An existing steady-state finite element method (FEM) modeling framework based on the Laplace equation was adapted to predict the macro-galvanic current distributions on an AA7050-316SS couple, in environments representative of the boldly exposed surface of an actual fastener couple. Boundary conditions had to be modified from that of the bulk experimental environment in order to achieve better agreement between the total currents calculated with the model and those measured experimentally with the scanning vibrating electrode technique (SVET) at a certain height above the electrode surface. Once validated, the model was used to predict the current densities at the electrode/electrolyte interface and better interpret the results obtained with SVET, even though it was incapable of capturing localized events that occurred experimentally such as pitting and precipitation of corrosion products.
Lastly, the galvanic current interactions on an AA7050-316SS couple in chromate-containing NaCl environments under thick films and conditions of wet-dry cycling were investigated utilizing the coupled micro-electrode array (CMEA) approach. The CMEA approach provided a means to analyze the in-situ electrochemical kinetics as a function of spatial location and time. In Inhibitor-free environments, the total net anodic charge increased with increasing conductivity and aggressiveness of the environment, with AA7050 electrodes supplying greater than 50% of the total net cathodic charge in the more aggressive environments. Under thick films, chromate was less effective at suppressing cathodic kinetics on the 316SS and AA7050 net cathodes as chloride concentration increased. Under wet-dry cycling conditions, the effectiveness of chromate was diminished when compared to thick film conditions, due to the alternation in equilibrium chloride concentration as electrolyte thickness changed upon onset of drying and wetting. Furthermore, chromate exhibited a diminished ability to suppress cathodic currents on the AA7050 net cathodes in comparison to the 316SS electrodes.
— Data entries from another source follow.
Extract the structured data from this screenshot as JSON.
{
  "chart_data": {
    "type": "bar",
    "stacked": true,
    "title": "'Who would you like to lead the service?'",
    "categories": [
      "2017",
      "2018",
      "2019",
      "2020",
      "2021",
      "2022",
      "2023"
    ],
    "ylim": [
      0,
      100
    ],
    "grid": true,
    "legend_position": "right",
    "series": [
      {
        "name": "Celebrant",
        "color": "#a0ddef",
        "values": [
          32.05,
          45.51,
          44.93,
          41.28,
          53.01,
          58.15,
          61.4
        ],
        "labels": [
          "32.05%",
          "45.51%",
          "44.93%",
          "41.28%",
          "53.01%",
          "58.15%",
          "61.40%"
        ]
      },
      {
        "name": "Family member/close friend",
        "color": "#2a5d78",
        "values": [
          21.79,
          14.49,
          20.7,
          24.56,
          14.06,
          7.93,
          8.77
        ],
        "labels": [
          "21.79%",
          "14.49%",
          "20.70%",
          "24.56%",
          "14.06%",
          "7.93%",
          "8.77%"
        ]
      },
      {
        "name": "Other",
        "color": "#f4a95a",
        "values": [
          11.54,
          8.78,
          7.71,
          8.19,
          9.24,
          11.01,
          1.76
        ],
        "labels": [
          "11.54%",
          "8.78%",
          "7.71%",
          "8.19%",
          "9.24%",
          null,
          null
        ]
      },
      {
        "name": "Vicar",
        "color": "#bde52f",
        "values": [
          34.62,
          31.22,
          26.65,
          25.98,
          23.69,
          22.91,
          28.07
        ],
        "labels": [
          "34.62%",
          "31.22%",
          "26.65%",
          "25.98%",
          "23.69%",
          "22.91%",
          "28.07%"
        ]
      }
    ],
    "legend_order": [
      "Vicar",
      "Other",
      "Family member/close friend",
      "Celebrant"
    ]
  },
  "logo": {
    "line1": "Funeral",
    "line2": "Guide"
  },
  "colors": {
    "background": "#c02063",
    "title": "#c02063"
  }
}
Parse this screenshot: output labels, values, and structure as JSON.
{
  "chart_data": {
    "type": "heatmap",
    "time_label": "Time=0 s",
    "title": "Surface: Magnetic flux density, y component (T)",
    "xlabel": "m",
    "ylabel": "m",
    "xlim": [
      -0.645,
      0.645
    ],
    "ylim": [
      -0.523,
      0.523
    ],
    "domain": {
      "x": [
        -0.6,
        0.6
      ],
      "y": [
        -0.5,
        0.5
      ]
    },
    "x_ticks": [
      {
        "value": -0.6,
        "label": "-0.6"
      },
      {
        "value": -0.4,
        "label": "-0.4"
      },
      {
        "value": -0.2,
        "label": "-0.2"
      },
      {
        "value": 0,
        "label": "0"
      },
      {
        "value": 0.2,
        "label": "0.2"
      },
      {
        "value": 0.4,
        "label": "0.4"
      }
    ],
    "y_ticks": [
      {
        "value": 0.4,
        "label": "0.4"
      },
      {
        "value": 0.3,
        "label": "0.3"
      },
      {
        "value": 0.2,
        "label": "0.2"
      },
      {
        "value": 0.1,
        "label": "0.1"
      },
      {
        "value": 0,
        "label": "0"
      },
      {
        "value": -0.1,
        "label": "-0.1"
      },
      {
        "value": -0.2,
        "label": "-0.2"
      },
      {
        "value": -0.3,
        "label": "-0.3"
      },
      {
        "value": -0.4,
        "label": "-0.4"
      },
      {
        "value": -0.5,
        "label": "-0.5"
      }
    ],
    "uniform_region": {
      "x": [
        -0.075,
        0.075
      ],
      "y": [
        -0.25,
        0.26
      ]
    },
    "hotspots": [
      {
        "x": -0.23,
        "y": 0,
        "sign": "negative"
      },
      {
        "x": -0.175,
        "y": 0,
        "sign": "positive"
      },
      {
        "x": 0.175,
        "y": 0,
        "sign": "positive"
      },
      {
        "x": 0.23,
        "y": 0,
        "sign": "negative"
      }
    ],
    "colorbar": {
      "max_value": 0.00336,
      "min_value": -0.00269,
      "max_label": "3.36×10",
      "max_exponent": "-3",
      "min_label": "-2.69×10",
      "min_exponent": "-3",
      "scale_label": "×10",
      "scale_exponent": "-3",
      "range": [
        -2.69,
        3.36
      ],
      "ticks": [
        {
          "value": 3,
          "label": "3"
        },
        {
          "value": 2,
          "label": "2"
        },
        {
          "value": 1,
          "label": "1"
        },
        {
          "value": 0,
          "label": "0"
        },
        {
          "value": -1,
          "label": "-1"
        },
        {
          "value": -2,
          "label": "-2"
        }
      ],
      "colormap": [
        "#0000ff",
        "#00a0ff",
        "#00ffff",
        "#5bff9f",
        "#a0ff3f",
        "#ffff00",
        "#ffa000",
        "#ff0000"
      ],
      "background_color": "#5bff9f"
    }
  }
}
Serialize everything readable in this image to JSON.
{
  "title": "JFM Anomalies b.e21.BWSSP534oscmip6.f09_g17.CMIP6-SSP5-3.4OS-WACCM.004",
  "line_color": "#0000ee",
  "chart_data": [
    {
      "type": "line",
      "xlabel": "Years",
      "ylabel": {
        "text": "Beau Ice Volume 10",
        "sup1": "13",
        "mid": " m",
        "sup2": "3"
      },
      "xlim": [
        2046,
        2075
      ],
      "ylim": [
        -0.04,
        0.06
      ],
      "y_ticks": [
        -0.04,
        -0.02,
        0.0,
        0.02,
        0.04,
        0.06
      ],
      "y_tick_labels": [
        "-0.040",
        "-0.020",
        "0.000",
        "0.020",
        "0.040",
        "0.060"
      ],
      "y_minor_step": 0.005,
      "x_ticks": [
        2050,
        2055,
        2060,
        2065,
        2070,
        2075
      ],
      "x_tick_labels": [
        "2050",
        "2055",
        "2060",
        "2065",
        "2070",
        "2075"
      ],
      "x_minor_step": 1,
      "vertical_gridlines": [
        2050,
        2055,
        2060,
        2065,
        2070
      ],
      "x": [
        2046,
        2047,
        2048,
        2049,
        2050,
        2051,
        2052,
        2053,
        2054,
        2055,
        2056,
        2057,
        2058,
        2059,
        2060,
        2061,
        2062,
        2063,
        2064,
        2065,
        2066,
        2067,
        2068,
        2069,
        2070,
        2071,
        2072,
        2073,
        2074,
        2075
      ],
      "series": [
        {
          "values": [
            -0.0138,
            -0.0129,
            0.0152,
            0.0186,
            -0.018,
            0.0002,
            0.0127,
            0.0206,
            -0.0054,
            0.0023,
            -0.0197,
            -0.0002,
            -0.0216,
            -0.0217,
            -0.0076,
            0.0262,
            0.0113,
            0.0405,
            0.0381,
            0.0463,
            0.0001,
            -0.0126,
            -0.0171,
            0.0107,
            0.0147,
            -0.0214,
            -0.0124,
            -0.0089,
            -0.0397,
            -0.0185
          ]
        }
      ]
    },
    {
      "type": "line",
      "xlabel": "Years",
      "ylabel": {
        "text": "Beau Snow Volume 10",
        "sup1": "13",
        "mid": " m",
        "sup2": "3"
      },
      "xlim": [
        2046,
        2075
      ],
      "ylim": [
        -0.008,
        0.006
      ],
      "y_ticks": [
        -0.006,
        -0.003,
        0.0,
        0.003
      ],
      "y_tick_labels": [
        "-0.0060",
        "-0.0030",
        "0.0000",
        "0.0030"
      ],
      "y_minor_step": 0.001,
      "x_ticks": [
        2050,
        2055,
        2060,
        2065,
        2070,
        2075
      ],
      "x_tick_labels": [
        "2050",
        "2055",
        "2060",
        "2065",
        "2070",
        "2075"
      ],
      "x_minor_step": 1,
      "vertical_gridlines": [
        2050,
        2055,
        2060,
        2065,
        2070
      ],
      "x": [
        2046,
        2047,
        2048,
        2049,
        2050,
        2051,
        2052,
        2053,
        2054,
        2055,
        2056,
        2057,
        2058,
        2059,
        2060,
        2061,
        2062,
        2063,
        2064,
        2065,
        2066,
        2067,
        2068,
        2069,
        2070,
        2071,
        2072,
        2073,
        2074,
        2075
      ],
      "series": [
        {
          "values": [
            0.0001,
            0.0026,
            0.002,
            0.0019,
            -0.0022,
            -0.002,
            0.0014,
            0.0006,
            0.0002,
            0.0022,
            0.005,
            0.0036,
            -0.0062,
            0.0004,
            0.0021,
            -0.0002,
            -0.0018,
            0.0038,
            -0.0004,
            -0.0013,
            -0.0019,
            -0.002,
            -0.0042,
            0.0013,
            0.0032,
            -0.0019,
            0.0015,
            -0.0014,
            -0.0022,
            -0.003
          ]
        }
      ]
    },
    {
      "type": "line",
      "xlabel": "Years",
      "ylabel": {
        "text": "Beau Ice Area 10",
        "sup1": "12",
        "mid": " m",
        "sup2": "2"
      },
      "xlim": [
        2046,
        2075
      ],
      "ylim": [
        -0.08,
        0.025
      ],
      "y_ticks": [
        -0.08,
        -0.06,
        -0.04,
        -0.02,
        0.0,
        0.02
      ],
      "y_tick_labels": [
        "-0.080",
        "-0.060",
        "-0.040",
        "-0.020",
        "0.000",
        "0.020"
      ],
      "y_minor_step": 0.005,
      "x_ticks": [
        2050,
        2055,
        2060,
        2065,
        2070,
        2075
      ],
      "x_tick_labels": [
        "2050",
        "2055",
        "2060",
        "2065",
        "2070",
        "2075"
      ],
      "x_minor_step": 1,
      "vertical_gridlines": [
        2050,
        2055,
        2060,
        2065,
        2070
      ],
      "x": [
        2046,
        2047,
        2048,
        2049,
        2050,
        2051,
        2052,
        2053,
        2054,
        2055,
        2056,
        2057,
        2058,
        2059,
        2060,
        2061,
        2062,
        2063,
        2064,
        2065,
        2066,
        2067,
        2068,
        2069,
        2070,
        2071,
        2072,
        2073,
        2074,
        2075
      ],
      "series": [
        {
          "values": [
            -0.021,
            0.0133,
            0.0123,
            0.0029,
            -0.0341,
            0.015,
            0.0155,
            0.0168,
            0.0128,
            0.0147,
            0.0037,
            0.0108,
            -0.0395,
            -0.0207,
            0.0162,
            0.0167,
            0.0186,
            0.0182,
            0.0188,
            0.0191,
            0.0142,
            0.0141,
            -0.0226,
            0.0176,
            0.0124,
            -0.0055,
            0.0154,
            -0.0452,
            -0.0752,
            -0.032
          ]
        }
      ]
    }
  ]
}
This dissertation provided clarifications and further insights into the mechanistic understanding of the galvanic-coupling-induced corrosion phenomena as regards precipitation-strengthened AAs, including the shortcomings of chromate as regards protection of these AAs when exposed to conditions pertinent to aerospace service environments. This work highlighted the importance of Cu-rich intermetallic particles and replated Cu when considering the driving force of cathodes in sustaining anodic dissolution in typical AA macro-galvanic systems exposed to atmospheric conditions. From the technological perspective, it is intended that the knowledge acquired through this work will aid inform the principal attributes that should be exploited in the testing and development of potential chromate-free inhibitor alternatives.